Another baby was attacked while sleeping beside its mother on the sofa. The woman whose house I’m staying in found one in her living room with her three-year-old. They regularly tear up my daughter’s garden. Everybody has a story. It’s been hot, but do you think you dare leave open a ground-floor window?

Foxes have a devoted following in England. Fox hunts—“…the unspeakable in full pursuit of the uneatable.” (Oscar Wilde)—were a target for animal rights advocates for decades and are now banned. One may be arrested for killing or trapping a fox—though, I presume you’d get off lightly if it could, definitively, be shown to have injured your baby.

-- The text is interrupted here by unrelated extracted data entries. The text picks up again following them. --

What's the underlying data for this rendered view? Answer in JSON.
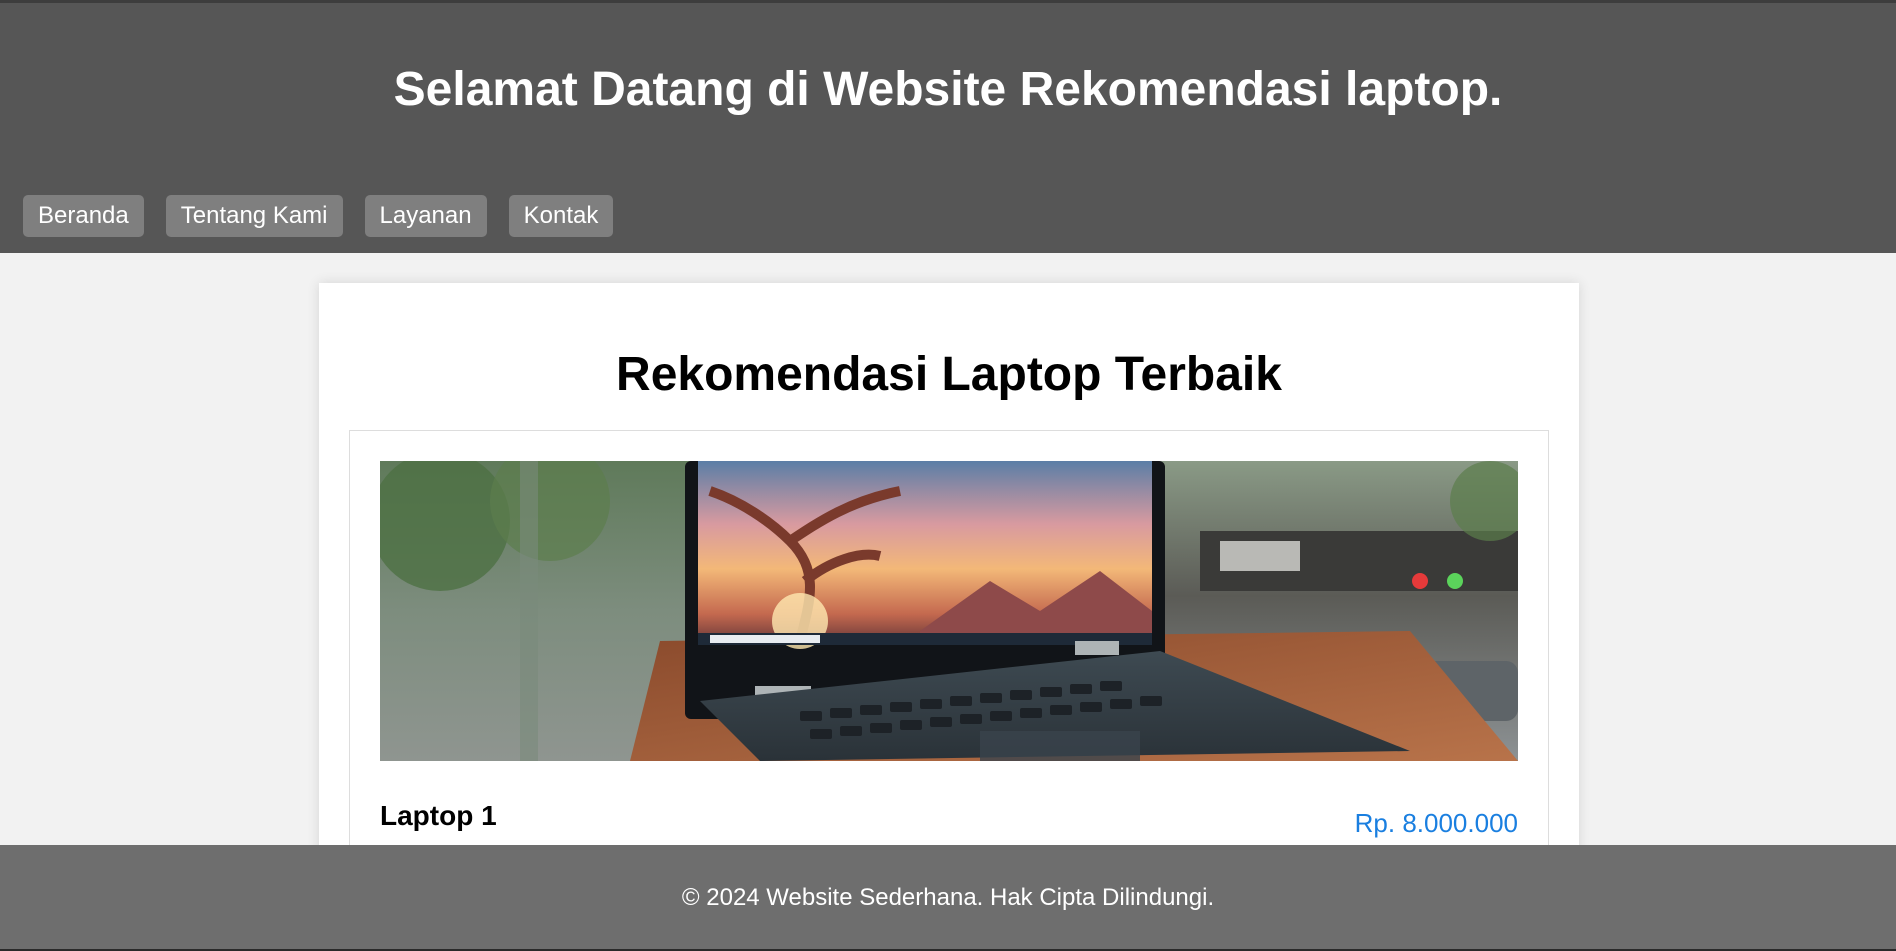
{
  "header": {
    "title": "Selamat Datang di Website Rekomendasi laptop."
  },
  "nav": {
    "items": [
      {
        "label": "Beranda"
      },
      {
        "label": "Tentang Kami"
      },
      {
        "label": "Layanan"
      },
      {
        "label": "Kontak"
      }
    ]
  },
  "main": {
    "heading": "Rekomendasi Laptop Terbaik",
    "products": [
      {
        "name": "Laptop 1",
        "price": "Rp. 8.000.000",
        "image_alt": "Dell laptop on wooden table by a window"
      }
    ]
  },
  "footer": {
    "text": "© 2024 Website Sederhana. Hak Cipta Dilindungi."
  },
  "colors": {
    "header_bg": "#565656",
    "nav_button_bg": "#7f7f7f",
    "footer_bg": "#6e6e6e",
    "price": "#1a7fe0",
    "page_bg": "#f2f2f2"
  }
}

It’s hard to understand why some humane fox removal is not being attempted until you realize that there’s no place in England that isn’t already full of foxes. Given that, one wonders why the men aren’t out with torches and pitchforks at night.

And if it’s not enough that foxes threaten babies, they kill house cats. (In fairness, I note that The National Fox Welfare Society disputes this and says they only chase them away from their kits, or tease them. Italics, and scepticism, mine.) You’d think even a rumour of cat-killing would put the nail in the fox coffin, cats being nearly as essential to human happiness as babies. And while London wrestles with its dilemma, we hold our grandchildren close and think of the mild-mannered tlacuaches of San Pancho.